Retour aux racines
En quelques années les néopaïens sont donc ainsi sortis de l’ombre. Les raisons de cette première petite percée sur le marché des croyances religieuses semblent nombreuses et diverses. La recherche identitaire reste très forte. "Paradoxalement, dans un monde de plus en plus globalisé et connecté, l’individu entend retrouver ses racines historiques, qu’elles soient réelles ou imaginaires", explique Kaarina Aitamurto, spécialiste du néopaganisme.
Marc Beaulieu organise dans la petite ville de Rawdon, au Québec, des cérémonies druidiques. Huit fois dans l’année, quelques 70 fidèles y célèbrent le rythme des saisons. L’homme voit une filiation personnelle dans ses pratiques druidiques : "Mon nom Beaulieu vient de France. Nous sommes des Celtes du Québec. Dans le village de Beaulieu, il y a un grand Dolmen. Mes ancêtres étaient peut-être druides", plaide sérieusement le fidèle. "Le renouveau du néodruidisme en Bretagne dans les années 1990 reste intimement lié aux mouvements régionalistes et à la redécouverte de la langue bretonne. Les cérémonies druidiques n’ont rien d’historique, mais le culte est toujours fait en Breton", indique Philippe Le Stum, historien. Ainsi, la quête identitaire chez de nombreux fidèles constitue un facteur d’adhésion à ces mouvements. "Le druidisme a un lien avec la Bretagne et la France, et ce lien est fort pour moi en tant que Québécois", explique ainsi Marc Beaulieu.
Dans l’est de l’Europe, la croissance des mouvements néopaïens est intervenue au moment de la chute du communisme. L’instabilité politique et sociale, alliée à l’apparition d’un capitalisme sauvage, ont fragilisé de nombreuses communautés. Le besoin de se recentrer sur la nature et sur la célébration de son sol ou de sa patrie explique en partie l’émergence de ces nouvelles spiritualités dans les anciens pays du bloc de l’Est. "Elle est liée aux réveils nationalistes dans cette partie de l’Europe", analyse Kaarina Aitamurto.

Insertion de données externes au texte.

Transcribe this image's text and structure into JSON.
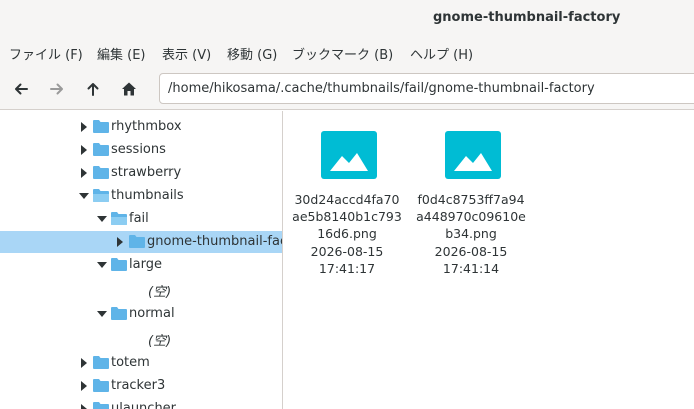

La croissance des ces nouveaux cultes trouve désormais un relais dans le désamour d’une partie des populations occidentales pour les grandes institutions religieuses. "Les scandales de pédophilie m’ont détourné de l’église catholique", reconnaît ainsi Marc Beaulieu. "Parmi la gent féminine, beaucoup considèrent que les différentes formes du christianisme laissent peu de place aux femmes et que le corps de la femme, dans les religions monothéistes, reste souvent perçu comme impur et source de péchés. Le divin est ici féminisé. Gaia, la Terre, est représentée sous la forme d'une déesse", indique Kaarina Aitamurto.